A proposta está em análise na Câmara dos Deputados.
De acordo com o projeto, servidoras públicas civis federais diagnosticadas com adenomiose incapacitante terão direito à aposentadoria com benefícios integrais. Para as seguradas do Regime Geral de Previdência Social, o texto elimina a necessidade de tempo mínimo de contribuição para concessão de benefícios relacionados à incapacidade temporária ou permanente.
Medidas para saúde e atendimento
- Realização anual de campanhas para diagnóstico e prevenção da adenomiose;
- Desenvolvimento de protocolo clínico e diretrizes terapêuticas específicas;
- Criação de centros de referência para tratamento da doença dentro do SUS.
A doença
Segundo dados da Organização Mundial da Saúde (OMS), citados por Dayany Bittencourt, a adenomiose pode afetar uma em cada dez mulheres durante o período reprodutivo. Atualmente, a única cura comprovada é a retirada completa do útero.

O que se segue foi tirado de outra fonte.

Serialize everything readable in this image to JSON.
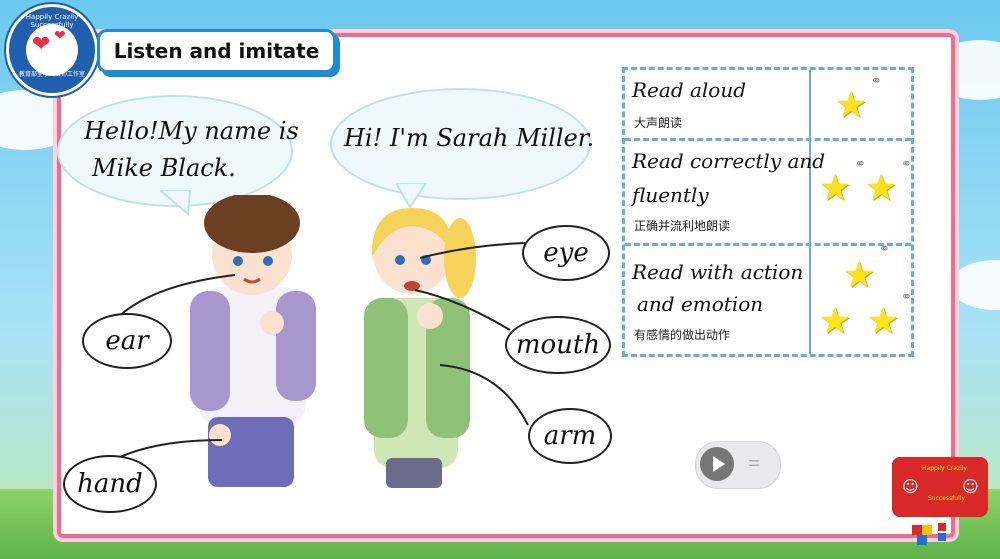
{
  "slide": {
    "title": "Listen and imitate",
    "logo": {
      "ring_text": "Happily Crazily Successfully",
      "bottom_text": "教育部全小玲名师工作室",
      "icon": "heart-envelope-icon"
    }
  },
  "dialogue": {
    "boy_bubble_line1": "Hello!My name is",
    "boy_bubble_line2": "Mike Black.",
    "girl_bubble": "Hi! I'm Sarah Miller."
  },
  "labels": {
    "ear": "ear",
    "hand": "hand",
    "eye": "eye",
    "mouth": "mouth",
    "arm": "arm"
  },
  "rubric": {
    "rows": [
      {
        "en_line1": "Read aloud",
        "en_line2": "",
        "zh": "大声朗读",
        "stars": 1
      },
      {
        "en_line1": "Read correctly and",
        "en_line2": "fluently",
        "zh": "正确并流利地朗读",
        "stars": 2
      },
      {
        "en_line1": "Read with action",
        "en_line2": "and emotion",
        "zh": "有感情的做出动作",
        "stars": 3
      }
    ]
  },
  "player": {
    "play_icon": "play-icon",
    "settings_icon": "equalizer-icon"
  },
  "brand": {
    "line1": "Happily Crazily",
    "line2": "Successfully"
  },
  "colors": {
    "board_border": "#f06b8e",
    "title_border": "#1e8bd6",
    "rubric_border": "#6ea8e8",
    "star": "#ffe21a"
  }
}
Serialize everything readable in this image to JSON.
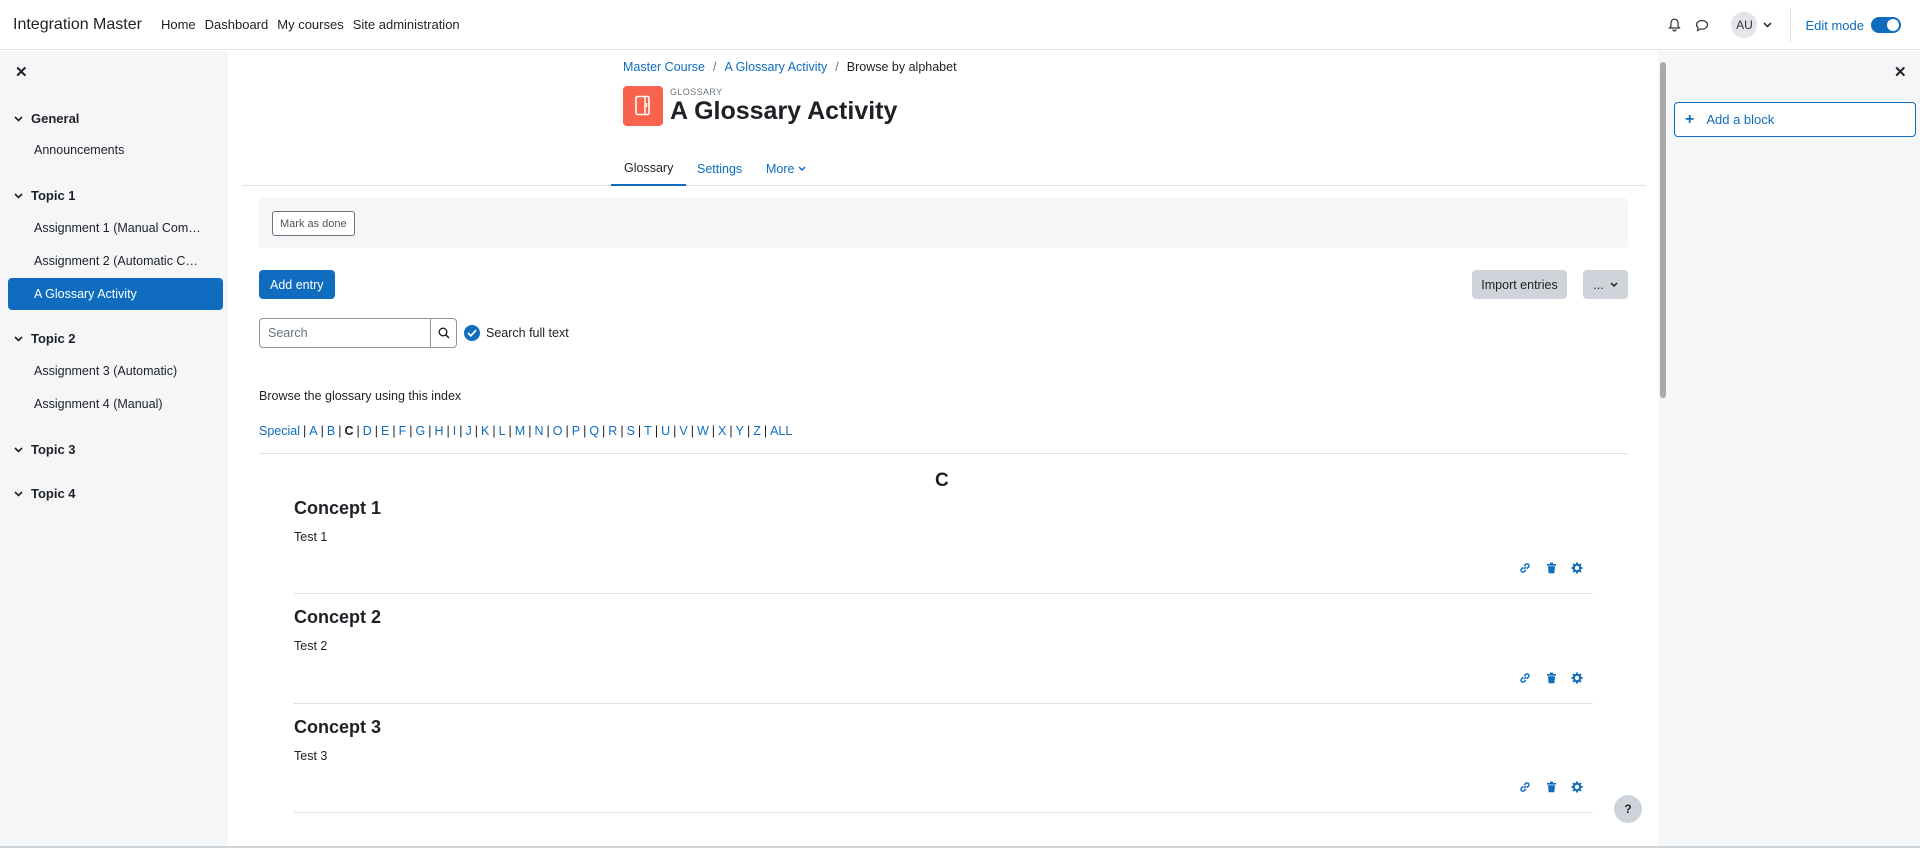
{
  "navbar": {
    "brand": "Integration Master",
    "links": [
      "Home",
      "Dashboard",
      "My courses",
      "Site administration"
    ],
    "avatar_initials": "AU",
    "edit_mode_label": "Edit mode"
  },
  "left_drawer": {
    "sections": [
      {
        "title": "General",
        "items": [
          "Announcements"
        ]
      },
      {
        "title": "Topic 1",
        "items": [
          "Assignment 1 (Manual Com…",
          "Assignment 2 (Automatic C…",
          "A Glossary Activity"
        ]
      },
      {
        "title": "Topic 2",
        "items": [
          "Assignment 3 (Automatic)",
          "Assignment 4 (Manual)"
        ]
      },
      {
        "title": "Topic 3",
        "items": []
      },
      {
        "title": "Topic 4",
        "items": []
      }
    ]
  },
  "right_drawer": {
    "add_block_label": "Add a block"
  },
  "breadcrumb": [
    "Master Course",
    "A Glossary Activity",
    "Browse by alphabet"
  ],
  "activity": {
    "type_label": "GLOSSARY",
    "title": "A Glossary Activity"
  },
  "tabs": [
    "Glossary",
    "Settings",
    "More"
  ],
  "completion": {
    "mark_done_label": "Mark as done"
  },
  "actions": {
    "add_entry_label": "Add entry",
    "import_entries_label": "Import entries",
    "more_label": "..."
  },
  "search": {
    "placeholder": "Search",
    "full_text_label": "Search full text"
  },
  "browse": {
    "intro": "Browse the glossary using this index",
    "letters": [
      "Special",
      "A",
      "B",
      "C",
      "D",
      "E",
      "F",
      "G",
      "H",
      "I",
      "J",
      "K",
      "L",
      "M",
      "N",
      "O",
      "P",
      "Q",
      "R",
      "S",
      "T",
      "U",
      "V",
      "W",
      "X",
      "Y",
      "Z",
      "ALL"
    ],
    "current_letter": "C",
    "section_heading": "C"
  },
  "entries": [
    {
      "concept": "Concept 1",
      "definition": "Test 1"
    },
    {
      "concept": "Concept 2",
      "definition": "Test 2"
    },
    {
      "concept": "Concept 3",
      "definition": "Test 3"
    }
  ],
  "help_label": "?",
  "colors": {
    "primary": "#0f6cbf",
    "activity_icon_bg": "#f7634d",
    "drawer_bg": "#f5f6f8"
  }
}
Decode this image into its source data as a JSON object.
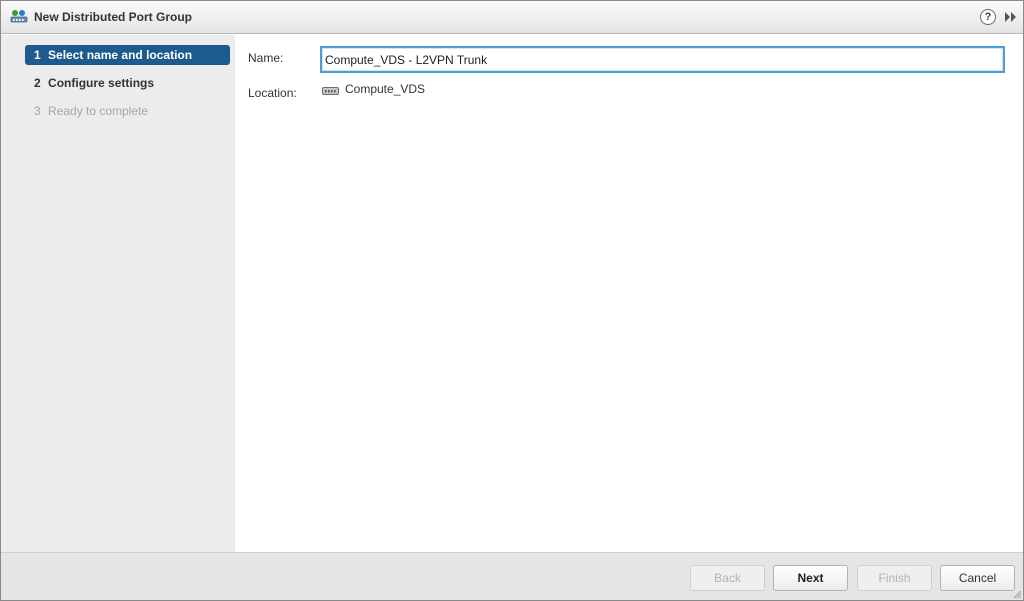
{
  "dialog": {
    "title": "New Distributed Port Group",
    "title_icon": "distributed-port-group-icon",
    "help_icon": "help-icon",
    "help_glyph": "?",
    "expand_icon": "expand-double-arrow-icon"
  },
  "steps": [
    {
      "number": "1",
      "label": "Select name and location",
      "state": "active"
    },
    {
      "number": "2",
      "label": "Configure settings",
      "state": "enabled"
    },
    {
      "number": "3",
      "label": "Ready to complete",
      "state": "disabled"
    }
  ],
  "form": {
    "name_label": "Name:",
    "name_value": "Compute_VDS - L2VPN Trunk",
    "location_label": "Location:",
    "location_value": "Compute_VDS",
    "location_icon": "distributed-switch-icon"
  },
  "footer": {
    "back_label": "Back",
    "next_label": "Next",
    "finish_label": "Finish",
    "cancel_label": "Cancel"
  },
  "colors": {
    "active_step": "#1d5b8e",
    "input_focus_border": "#4a9ed4",
    "sidebar_bg": "#ececec",
    "footer_bg": "#e5e5e5"
  }
}
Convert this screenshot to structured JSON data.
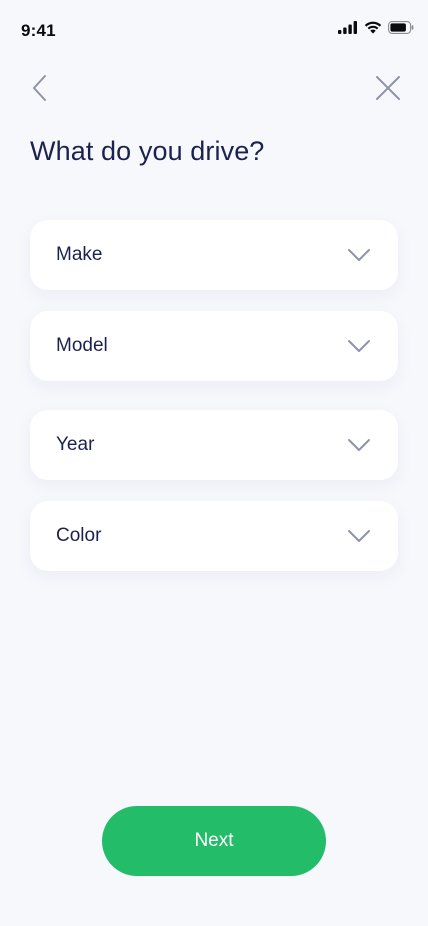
{
  "status_bar": {
    "time": "9:41",
    "icons": [
      "cellular-signal-icon",
      "wifi-icon",
      "battery-icon"
    ]
  },
  "nav": {
    "back_icon": "chevron-left-icon",
    "close_icon": "close-icon"
  },
  "title": "What do you drive?",
  "fields": [
    {
      "label": "Make",
      "icon": "chevron-down-icon"
    },
    {
      "label": "Model",
      "icon": "chevron-down-icon"
    },
    {
      "label": "Year",
      "icon": "chevron-down-icon"
    },
    {
      "label": "Color",
      "icon": "chevron-down-icon"
    }
  ],
  "next_button": {
    "label": "Next"
  },
  "colors": {
    "background": "#f7f8fc",
    "text_primary": "#1c2250",
    "icon_gray": "#8e93a6",
    "accent_green": "#23bd69",
    "card": "#ffffff"
  }
}
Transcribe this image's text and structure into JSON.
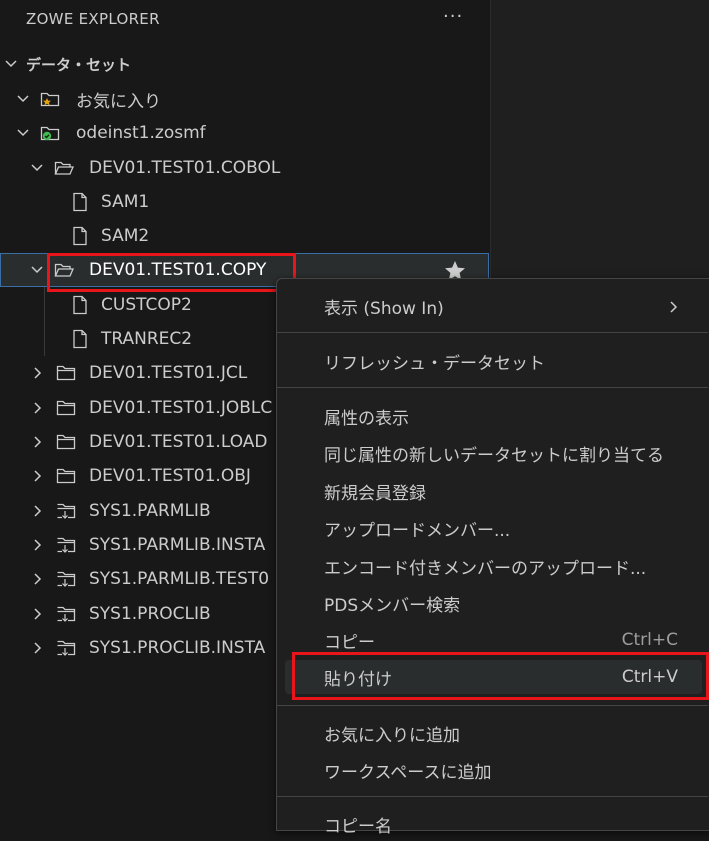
{
  "explorer": {
    "title": "ZOWE EXPLORER",
    "more": "···",
    "section": "データ・セット",
    "favorites": "お気に入り",
    "profile": "odeinst1.zosmf",
    "items": [
      {
        "label": "DEV01.TEST01.COBOL",
        "icon": "folder-open-icon"
      },
      {
        "label": "SAM1",
        "icon": "file-icon"
      },
      {
        "label": "SAM2",
        "icon": "file-icon"
      },
      {
        "label": "DEV01.TEST01.COPY",
        "icon": "folder-open-icon"
      },
      {
        "label": "CUSTCOP2",
        "icon": "file-icon"
      },
      {
        "label": "TRANREC2",
        "icon": "file-icon"
      },
      {
        "label": "DEV01.TEST01.JCL",
        "icon": "folder-icon"
      },
      {
        "label": "DEV01.TEST01.JOBLC",
        "icon": "folder-icon"
      },
      {
        "label": "DEV01.TEST01.LOAD",
        "icon": "folder-icon"
      },
      {
        "label": "DEV01.TEST01.OBJ",
        "icon": "folder-icon"
      },
      {
        "label": "SYS1.PARMLIB",
        "icon": "migrated-folder-icon"
      },
      {
        "label": "SYS1.PARMLIB.INSTA",
        "icon": "migrated-folder-icon"
      },
      {
        "label": "SYS1.PARMLIB.TEST0",
        "icon": "migrated-folder-icon"
      },
      {
        "label": "SYS1.PROCLIB",
        "icon": "migrated-folder-icon"
      },
      {
        "label": "SYS1.PROCLIB.INSTA",
        "icon": "migrated-folder-icon"
      }
    ]
  },
  "context_menu": {
    "show_in": "表示 (Show In)",
    "refresh": "リフレッシュ・データセット",
    "show_attributes": "属性の表示",
    "allocate_like": "同じ属性の新しいデータセットに割り当てる",
    "new_member": "新規会員登録",
    "upload_member": "アップロードメンバー...",
    "upload_encoded": "エンコード付きメンバーのアップロード...",
    "search_pds": "PDSメンバー検索",
    "copy": "コピー",
    "copy_key": "Ctrl+C",
    "paste": "貼り付け",
    "paste_key": "Ctrl+V",
    "add_favorite": "お気に入りに追加",
    "add_workspace": "ワークスペースに追加",
    "copy_name": "コピー名"
  },
  "colors": {
    "highlight": "#e8161b",
    "favorite_star": "#e5a50a",
    "profile_check": "#3fb950"
  }
}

A condição causa dores abdominais intensas e frequentes, tornando muitas mulheres dependentes de analgésicos potentes e anti-inflamatórios para controlar os sintomas, o que pode resultar em incapacidade laboral definitiva.
Próximos passos
O projeto, que tem caráter conclusivo, será avaliado pelas comissões de Previdência, Assistência Social, Infância, Adolescência e Família; Saúde; Defesa dos Direitos da Mulher; Finanças e Tributação; e Constituição e Justiça e de Cidadania. Para tornar-se lei, precisa ser aprovado tanto pelos deputados quanto pelos senadores.